Sunday, October 17, 2010

JN36TN and Under God

          JN36TN. Could you tell what JN36TN means if you saw it on a license plate? Does it mean, My name is John, I am 36 and was born in Tennessee? Or does it refer to the Bible's John 3:16: "For God so loved the world, that he gave his only begotten Son, that whosoever believeth in him should not perish, but have everlasting life."
          Shawn Byrne wanted to put JN36TN on his Vermont vanity license plate. The state law required him to explain what the vanity plate meant, and he wrote that it referred to the biblical text. The state refused his request because the law prohibited license plates that referred to religion or a deity. The Second Circuit wisely invalidated the law as an instance of viewpoint discrimination under the Free Speech Clause.  If Byrne had said he was 36-year-old John from Tennessee, the state would have accepted his application. 
          The other examples given by the court confirm that the law should not have survived constitutional scrutiny. The state had allowed messages such as HARMONY, LOVE, EARTH1, AMFREE, PEACE2U, LOVLIFE, THNKPOS, CARP DM, BEJOYFL, DARE2BU, REJOICE. It rejected SEEKGOD, 1GOD, THE REV, AND KRISHNA, but allowed GEMINI; LIBRA; GENESIS and CREED (because they are musical groups); STJOHN (the U.S. Virgin Island); SINNER, ANGEL1, ANGEL21, ANGEL23, ANGELSC, BUDDHA AND GODDESS (because they were nicknames). The state rejected BVM22 when described as a reference to the Blessed Virgin Mary and JMJ1 as a reference to Jesus, Mary, Joseph1. Of course someone named John M. Jones could have qualified for the JMJ1 plate. These examples confirm that the statute favored secular viewpoints over religious viewpoints and violated the First Amendment.
          These types of discrimination sometimes persuade people that our society is anti-religious, which then inspires them to put more religion back in the public square. The Texas legislature did something like this in 2007 when it added the words "under God" to the Texas pledge of allegiance and required that the new pledge be recited in public schools. The pledge states: "Honor the Texas flag; I pledge allegiance to thee, Texas, one state under God, one and indivisible." 
          Although one sponsor of the bill explained that the purpose of the amendment was to honor the religious, Judaeo-Christian roots of the state, another sponsor said that the purpose was to match the language of the Texas pledge to that of the U.S. pledge of allegiance. 

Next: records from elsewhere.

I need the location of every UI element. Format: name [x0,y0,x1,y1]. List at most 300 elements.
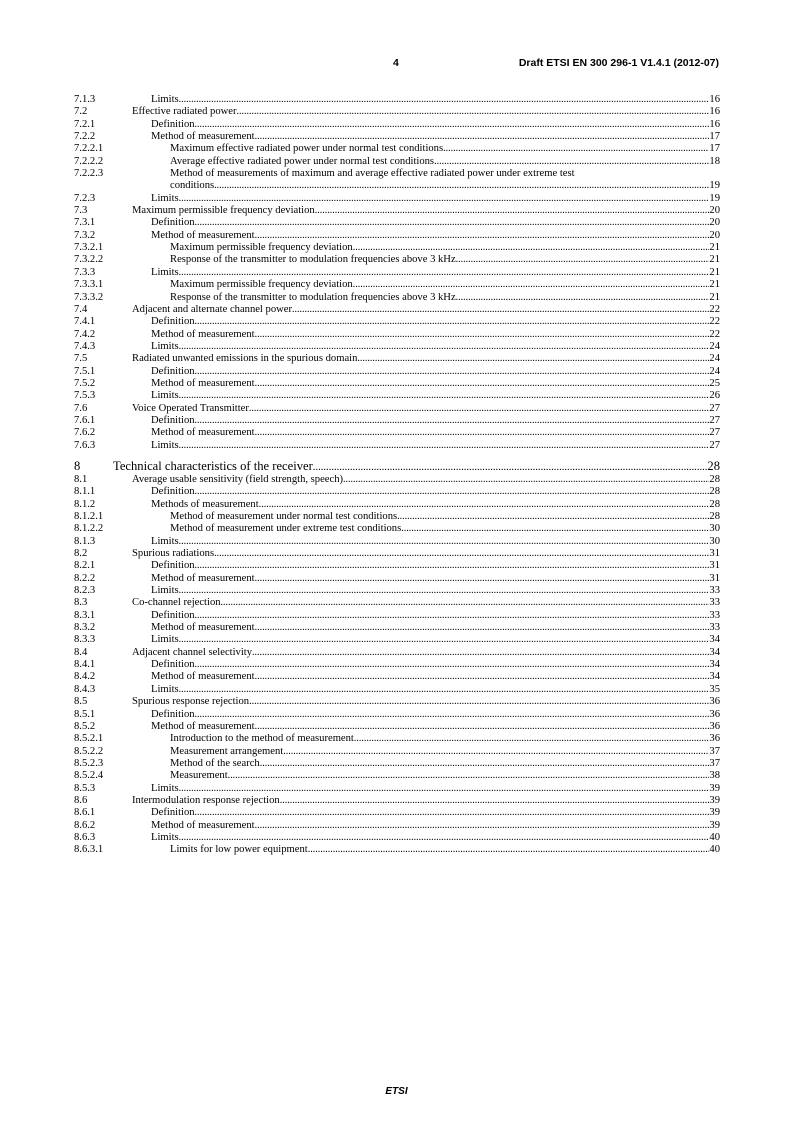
toc-entry-line [74,560,720,572]
toc-section-number: 7.6.1 [74,414,96,426]
toc-entry[interactable] [74,709,720,721]
toc-page-number: 22 [709,328,720,340]
toc-entry-line [74,783,720,795]
toc-title: Limits [151,266,179,278]
toc-entry[interactable] [74,585,720,597]
toc-section-number: 8.5.2.3 [74,757,104,769]
toc-section-number: 7.1.3 [74,94,96,105]
toc-section-number: 7.2.2.2 [74,155,104,167]
toc-section-number: 7.3 [74,205,88,217]
toc-entry[interactable] [74,820,720,832]
toc-entry[interactable] [74,119,720,131]
toc-section-number: 7.4.3 [74,340,96,352]
toc-page-number: 40 [709,844,720,856]
toc-dot-leader [195,659,710,671]
toc-title: Definition [151,365,195,377]
toc-section-number: 8.5.1 [74,708,96,720]
toc-entry[interactable] [74,217,720,229]
toc-dot-leader [255,820,710,832]
toc-entry[interactable] [74,94,720,106]
toc-page-number: 30 [709,523,720,535]
toc-entry-line [74,403,720,415]
toc-page-number: 38 [709,770,720,782]
toc-dot-leader [195,217,710,229]
toc-page-number: 21 [709,242,720,254]
toc-page-number: 34 [709,634,720,646]
toc-title: Introduction to the method of measurement [170,733,354,745]
toc-page-number: 19 [709,192,720,204]
toc-section-number: 7.3.2.2 [74,254,104,266]
toc-entry[interactable] [74,807,720,819]
toc-entry[interactable] [74,671,720,683]
toc-entry-line [74,795,720,807]
toc-section-number: 7.2.2.1 [74,143,104,155]
toc-entry-line [74,807,720,819]
toc-page-number: 21 [709,266,720,278]
toc-section-number: 8.4.3 [74,683,96,695]
toc-entry-line [74,659,720,671]
toc-dot-leader [179,585,710,597]
toc-title: Definition [151,659,195,671]
toc-title: Limits [151,390,179,402]
toc-page-number: 27 [709,402,720,414]
toc-section-number: 8.6 [74,794,88,806]
toc-entry-line [74,733,720,745]
toc-title: Method of measurement under extreme test conditions [170,523,402,535]
toc-entry[interactable] [74,696,720,708]
toc-entry[interactable] [74,474,720,486]
toc-section-number: 7.2.1 [74,118,96,130]
toc-title: Method of measurement [151,427,255,439]
toc-entry[interactable] [74,242,720,254]
toc-title: Limits [151,94,179,105]
toc-page-number: 24 [709,365,720,377]
toc-page-number: 20 [709,229,720,241]
toc-title: Maximum permissible frequency deviation [170,242,353,254]
toc-title: Spurious radiations [132,548,215,560]
toc-page-number: 27 [709,427,720,439]
toc-section-number: 7.4.1 [74,316,96,328]
toc-page-number: 31 [709,548,720,560]
toc-page-number: 33 [709,597,720,609]
toc-title: Limits [151,585,179,597]
toc-title: conditions [170,180,215,192]
toc-entry[interactable] [74,634,720,646]
toc-section-number: 8.4.1 [74,659,96,671]
toc-title: Method of measurement [151,229,255,241]
toc-entry-line [74,684,720,696]
toc-section-number: 8.3.2 [74,622,96,634]
toc-dot-leader [179,536,710,548]
toc-dot-leader [308,844,710,856]
toc-title: Method of measurement [151,671,255,683]
toc-entry-line [74,696,720,708]
toc-entry[interactable] [74,304,720,316]
toc-entry-line [74,143,720,155]
toc-dot-leader [179,684,710,696]
toc-entry-line [74,366,720,378]
toc-entry-line [74,647,720,659]
toc-dot-leader [214,180,709,192]
toc-title: Limits [151,831,179,843]
toc-entry[interactable] [74,279,720,291]
toc-page-number: 36 [709,720,720,732]
toc-section-number: 8.5.3 [74,782,96,794]
toc-dot-leader [252,647,709,659]
toc-dot-leader [434,156,709,168]
toc-dot-leader [255,622,710,634]
toc-dot-leader [221,597,710,609]
toc-title: Definition [151,118,195,130]
toc-section-number: 7.3.3 [74,266,96,278]
toc-entry-line [74,230,720,242]
toc-title: Limits [151,535,179,547]
toc-dot-leader [397,511,709,523]
toc-entry-line [74,709,720,721]
toc-page-number: 39 [709,782,720,794]
toc-entry-line [74,106,720,118]
toc-entry-line [74,548,720,560]
toc-page-number: 36 [709,708,720,720]
toc-section-number: 7.2 [74,106,88,118]
toc-page-number: 21 [709,254,720,266]
toc-title: Response of the transmitter to modulation frequencies above 3 kHz [170,291,456,303]
toc-entry[interactable] [74,647,720,659]
toc-entry[interactable] [74,733,720,745]
toc-dot-leader [292,304,709,316]
toc-entry[interactable] [74,267,720,279]
toc-title: Voice Operated Transmitter [132,402,249,414]
toc-section-number: 8.2.1 [74,560,96,572]
toc-entry[interactable] [74,548,720,560]
toc-dot-leader [179,783,710,795]
toc-title: Adjacent and alternate channel power [132,303,293,315]
toc-entry[interactable] [74,292,720,304]
toc-entry-line [74,585,720,597]
toc-entry[interactable] [74,523,720,535]
toc-title: Methods of measurement [151,498,259,510]
toc-entry[interactable] [74,440,720,452]
toc-page-number: 16 [709,106,720,118]
toc-page-number: 37 [709,757,720,769]
toc-title: Average usable sensitivity (field strength, speech) [132,473,344,485]
toc-page-number: 18 [709,155,720,167]
toc-section-number: 8.1.1 [74,486,96,498]
toc-page-number: 31 [709,560,720,572]
toc-entry-line [74,341,720,353]
toc-dot-leader [214,548,709,560]
toc-title: Limits [151,634,179,646]
toc-dot-leader [280,795,710,807]
toc-section-number: 8.1.3 [74,535,96,547]
toc-title: Definition [151,316,195,328]
toc-entry[interactable] [74,597,720,609]
toc-entry-line [74,119,720,131]
toc-entry[interactable] [74,684,720,696]
toc-dot-leader [456,292,710,304]
toc-page-number: 40 [709,831,720,843]
toc-page-number: 20 [709,205,720,217]
toc-page-number: 19 [709,180,720,192]
toc-entry-line [74,180,720,192]
toc-section-number: 7.3.3.2 [74,291,104,303]
toc-entry[interactable] [74,403,720,415]
toc-dot-leader [249,403,710,415]
toc-entry[interactable] [74,746,720,758]
toc-dot-leader [353,279,710,291]
toc-dot-leader [179,267,710,279]
toc-page-number: 35 [709,683,720,695]
toc-entry[interactable] [74,378,720,390]
toc-entry[interactable] [74,721,720,733]
toc-entry-line [74,622,720,634]
toc-entry[interactable] [74,536,720,548]
toc-page-number: 28 [709,473,720,485]
toc-page-number: 39 [709,807,720,819]
toc-page-number: 33 [709,585,720,597]
toc-entry[interactable] [74,499,720,511]
toc-entry-line [74,390,720,402]
toc-dot-leader [195,366,710,378]
toc-section-number: 7.5.1 [74,365,96,377]
toc-section-number: 7.3.1 [74,217,96,229]
document-title: Draft ETSI EN 300 296-1 V1.4.1 (2012-07) [518,57,719,69]
toc-page-number: 33 [709,622,720,634]
toc-title: Definition [151,807,195,819]
toc-entry[interactable] [74,795,720,807]
toc-entry-line [74,254,720,266]
toc-entry[interactable] [74,486,720,498]
toc-entry[interactable] [74,610,720,622]
toc-dot-leader [179,440,710,452]
page-footer: ETSI [385,1086,408,1097]
toc-page-number: 34 [709,646,720,658]
toc-entry[interactable] [74,353,720,365]
toc-entry-line [74,610,720,622]
toc-title: Limits [151,192,179,204]
toc-entry[interactable] [74,366,720,378]
toc-section-number: 8.2.2 [74,572,96,584]
toc-dot-leader [195,560,710,572]
toc-title: Adjacent channel selectivity [132,646,253,658]
toc-entry-line [74,758,720,770]
toc-title: Limits [151,782,179,794]
toc-page-number: 27 [709,439,720,451]
toc-entry[interactable] [74,783,720,795]
page-number: 4 [393,57,399,69]
toc-section-number: 8.1.2.1 [74,511,104,522]
toc-title: Spurious response rejection [132,696,250,708]
toc-title: Definition [151,217,195,229]
toc-entry-line [74,634,720,646]
toc-entry-line [74,844,720,856]
toc-page-number: 28 [709,511,720,522]
toc-page-number: 30 [709,535,720,547]
toc-section-number: 8.3 [74,597,88,609]
toc-entry[interactable] [74,205,720,217]
toc-entry[interactable] [74,622,720,634]
toc-title: Definition [151,609,195,621]
toc-entry-line [74,242,720,254]
toc-title: Method of measurement [151,622,255,634]
toc-dot-leader [195,610,710,622]
toc-dot-leader [260,758,710,770]
toc-section-number: 8.3.3 [74,634,96,646]
toc-section-number: 7.5.3 [74,390,96,402]
toc-title: Maximum effective radiated power under normal test conditions [170,143,444,155]
toc-entry-line [74,279,720,291]
toc-page-number: 34 [709,671,720,683]
toc-title: Measurement [170,770,228,782]
toc-section-number: 7.3.3.1 [74,279,104,291]
toc-title: Effective radiated power [132,106,237,118]
page-header [0,57,793,73]
toc-entry-line [74,770,720,782]
toc-section-number: 8.4.2 [74,671,96,683]
toc-dot-leader [255,131,710,143]
toc-entry[interactable] [74,329,720,341]
table-of-contents [74,94,720,857]
toc-dot-leader [179,193,710,205]
toc-dot-leader [255,573,710,585]
toc-entry[interactable] [74,390,720,402]
toc-section-number: 7.2.3 [74,192,96,204]
toc-section-number: 8.6.3 [74,831,96,843]
toc-entry-line [74,573,720,585]
toc-dot-leader [195,807,710,819]
toc-dot-leader [195,709,710,721]
toc-entry[interactable] [74,770,720,782]
toc-entry[interactable] [74,143,720,155]
toc-title: Radiated unwanted emissions in the spurious domain [132,353,358,365]
toc-page-number: 16 [709,94,720,105]
toc-section-number: 7.4.2 [74,328,96,340]
toc-title: Method of measurement under normal test conditions [170,511,398,522]
toc-entry[interactable] [74,832,720,844]
toc-dot-leader [195,316,710,328]
toc-dot-leader [179,832,710,844]
toc-entry-line [74,511,720,523]
toc-dot-leader [401,523,709,535]
toc-title: Response of the transmitter to modulation frequencies above 3 kHz [170,254,456,266]
toc-page-number: 17 [709,131,720,143]
toc-entry-line [74,205,720,217]
toc-entry[interactable] [74,193,720,205]
toc-page-number: 24 [709,353,720,365]
toc-title: Method of measurement [151,819,255,831]
toc-section-number: 8.1.2 [74,498,96,510]
toc-section-number: 8.6.2 [74,819,96,831]
toc-page-number: 37 [709,745,720,757]
toc-entry-line [74,474,720,486]
toc-entry[interactable] [74,230,720,242]
toc-dot-leader [249,696,709,708]
toc-section-number: 7.3.2 [74,229,96,241]
toc-entry[interactable] [74,573,720,585]
toc-entry-line [74,671,720,683]
toc-entry[interactable] [74,168,720,193]
toc-entry[interactable] [74,341,720,353]
toc-entry[interactable] [74,415,720,427]
toc-dot-leader [228,770,710,782]
toc-section-number: 8.5.2.4 [74,770,104,782]
toc-entry[interactable] [74,659,720,671]
toc-page-number: 24 [709,340,720,352]
toc-entry-line [74,440,720,452]
toc-page-number: 28 [709,498,720,510]
toc-dot-leader [179,390,710,402]
toc-entry[interactable] [74,560,720,572]
toc-title: Method of measurement [151,131,255,143]
toc-dot-leader [195,415,710,427]
toc-entry[interactable] [74,427,720,439]
toc-section-number: 8 [74,458,81,473]
toc-entry-line [74,746,720,758]
toc-entry[interactable] [74,156,720,168]
toc-title: Method of the search [170,757,260,769]
toc-dot-leader [353,242,710,254]
toc-section-number: 8.5.2.2 [74,745,104,757]
toc-page-number: 34 [709,659,720,671]
toc-section-number: 7.5.2 [74,377,96,389]
toc-entry-line [74,193,720,205]
toc-title: Limits for low power equipment [170,844,308,856]
toc-dot-leader [255,427,710,439]
toc-entry[interactable] [74,758,720,770]
toc-page-number: 36 [709,733,720,745]
toc-title: Definition [151,560,195,572]
toc-entry-line [74,415,720,427]
toc-entry-line [74,427,720,439]
toc-dot-leader [237,106,710,118]
toc-dot-leader [179,94,710,106]
toc-page-number: 28 [707,458,720,473]
toc-entry[interactable] [74,106,720,118]
toc-entry[interactable] [74,254,720,266]
toc-dot-leader [179,634,710,646]
toc-title: Method of measurement [151,328,255,340]
toc-title: Method of measurement [151,377,255,389]
toc-entry-line [74,820,720,832]
toc-dot-leader [195,486,710,498]
toc-page-number: 21 [709,291,720,303]
toc-entry-line [74,131,720,143]
toc-title: Definition [151,486,195,498]
toc-dot-leader [283,746,709,758]
toc-title: Definition [151,708,195,720]
toc-page-number: 17 [709,143,720,155]
toc-dot-leader [259,499,710,511]
toc-page-number: 33 [709,609,720,621]
toc-page-number: 36 [709,696,720,708]
toc-entry-line [74,329,720,341]
toc-section-number: 8.2.3 [74,585,96,597]
toc-entry[interactable] [74,511,720,523]
toc-title: Measurement arrangement [170,745,284,757]
toc-entry[interactable] [74,458,720,474]
toc-entry[interactable] [74,316,720,328]
toc-section-number: 8.4 [74,646,88,658]
toc-section-number: 7.5 [74,353,88,365]
toc-title: Limits [151,340,179,352]
toc-entry-line [74,267,720,279]
toc-entry[interactable] [74,844,720,856]
toc-entry[interactable] [74,131,720,143]
toc-section-number: 7.6.3 [74,439,96,451]
toc-section-number: 7.2.2 [74,131,96,143]
toc-page-number: 39 [709,794,720,806]
toc-page-number: 22 [709,316,720,328]
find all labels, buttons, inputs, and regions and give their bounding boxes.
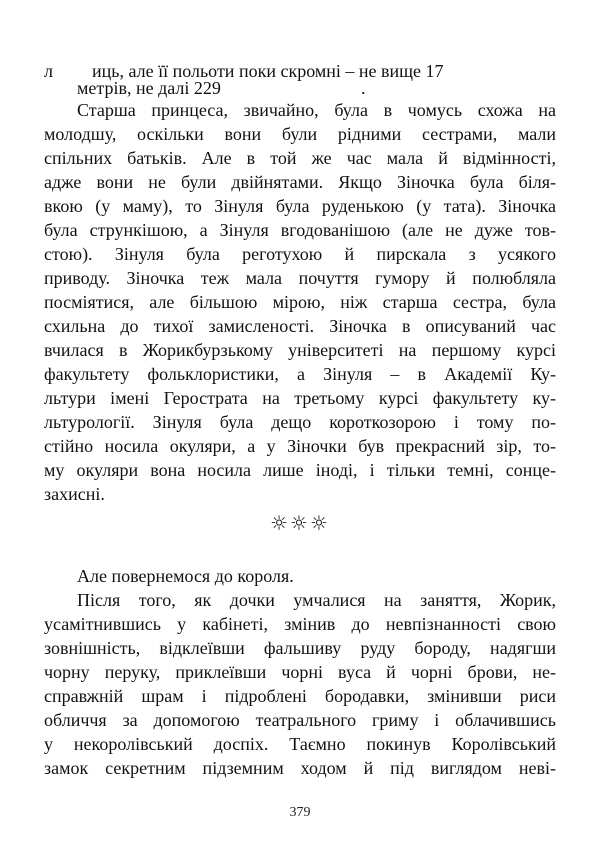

          Under First Amendment case law, legislation must have a secular purpose. The Fifth Circuit foolishly ruled that adding "under God" to the Texas pledge had the secular purpose of matching the national pledge and therefore did not violate the Establishment Clause. Of course the new Texas pledge does not really match the national pledge; it lacks with liberty and justice for all. The Fifth Circuit also concluded that the pledge did not favor religion, endorse religion, or coerce religion.     
          The Fifth Circuit missed the point. The "under God" pledge favors religion just as much as the license plate law disfavors it. Individuals should be free to speak about their religions--even on their license plates. But the government is not supposed to have a religion. The state is not supposed to put that religion into a state pledge and require individuals to recite their allegiance to it.